Surprisingly, Michelle told no one outside of her immediate family that she planned on adopting. Even her parents, Dick and Dede Lasley, had no idea until after she brought Maya home.

“It was an important personal decision between Chuck, the boys and me,” she recalls in the book. “I did not want to hear any negative thoughts or opinions from one solitary soul. I only wanted to hold onto good positive thoughts.”

The book, however, is an endeavor that involved her whole family: Her father, Dick Lasley, created all the illustrations. He is a professional artist who worked in the movie industry in Hollywood on films such as Poltergeist, Karate Kid, Gremlins and Back to the Future.
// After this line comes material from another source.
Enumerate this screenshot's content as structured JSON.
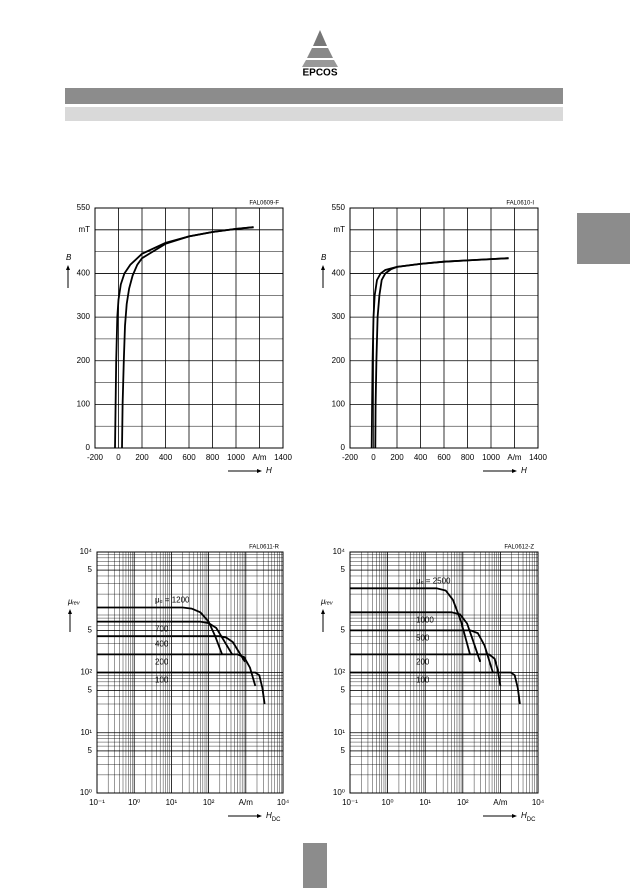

Michelle’s mother, Dede Lasley, helped edit the story for publication and husband Chuck supported her in the creative process.

“He consistently encouraged me to write and believes Maya’s adoption journey brings hope into the adoption world,” she said.

Writing the book was an 8 year endeavor. Similar to a pregnancy or adoption, it includes many different highs and lows.

“It was such an emotional journey to relive this,” Michelle said. “I remember that first time I boarded the flight for Nepal. I had never been out of the country before. I remember the first time I met Maya and when I brought her home. I relived the process we went through to adopt her.”

Her book was released in the aftermath of two massive earthquakes that have killed more than 8,000 people in Nepal.

“I am really hoping to bring some attention to the people in Nepal,” she said. “They already have a huge orphan epidemic over there and this will only make it worse.”

She was designed a website with the help of Washougal resident Hunter Nelson, which gives information on the orphanage Maya was adopted from and how to donate funds.

“All of that money will go directly toward the orphanage,” she said. “The problem with some aid that is being sent now is that the government officials keep it and it doesn’t get to the people who need it. Things are very corrupt.”

Maya was brought to the orphanage after she was found abandoned at a bus depot at four months old. Poverty is extremely high in the Kathmandu Valley, and mothers can often be seen on the streets, begging for money to feed their children. It is not uncommon for babies to be abandoned in less visible locations.

“Someone really loved her because they put her in a place where she would be found right away,” Michelle said. “She was taken right to the orphanage and had good care.”

The story is almost surreal to Maya, who only remembers life as an American.

“It’s kind of strange,” she said. “I feel like they are talking about someone else when I hear it.”

Michelle describes her daughter as wise beyond her years.

“She is so smart, well adjusted and everything somehow worked together for her to be in a safe place at the right time,” she said. “We just feel like she was meant to be in this family.”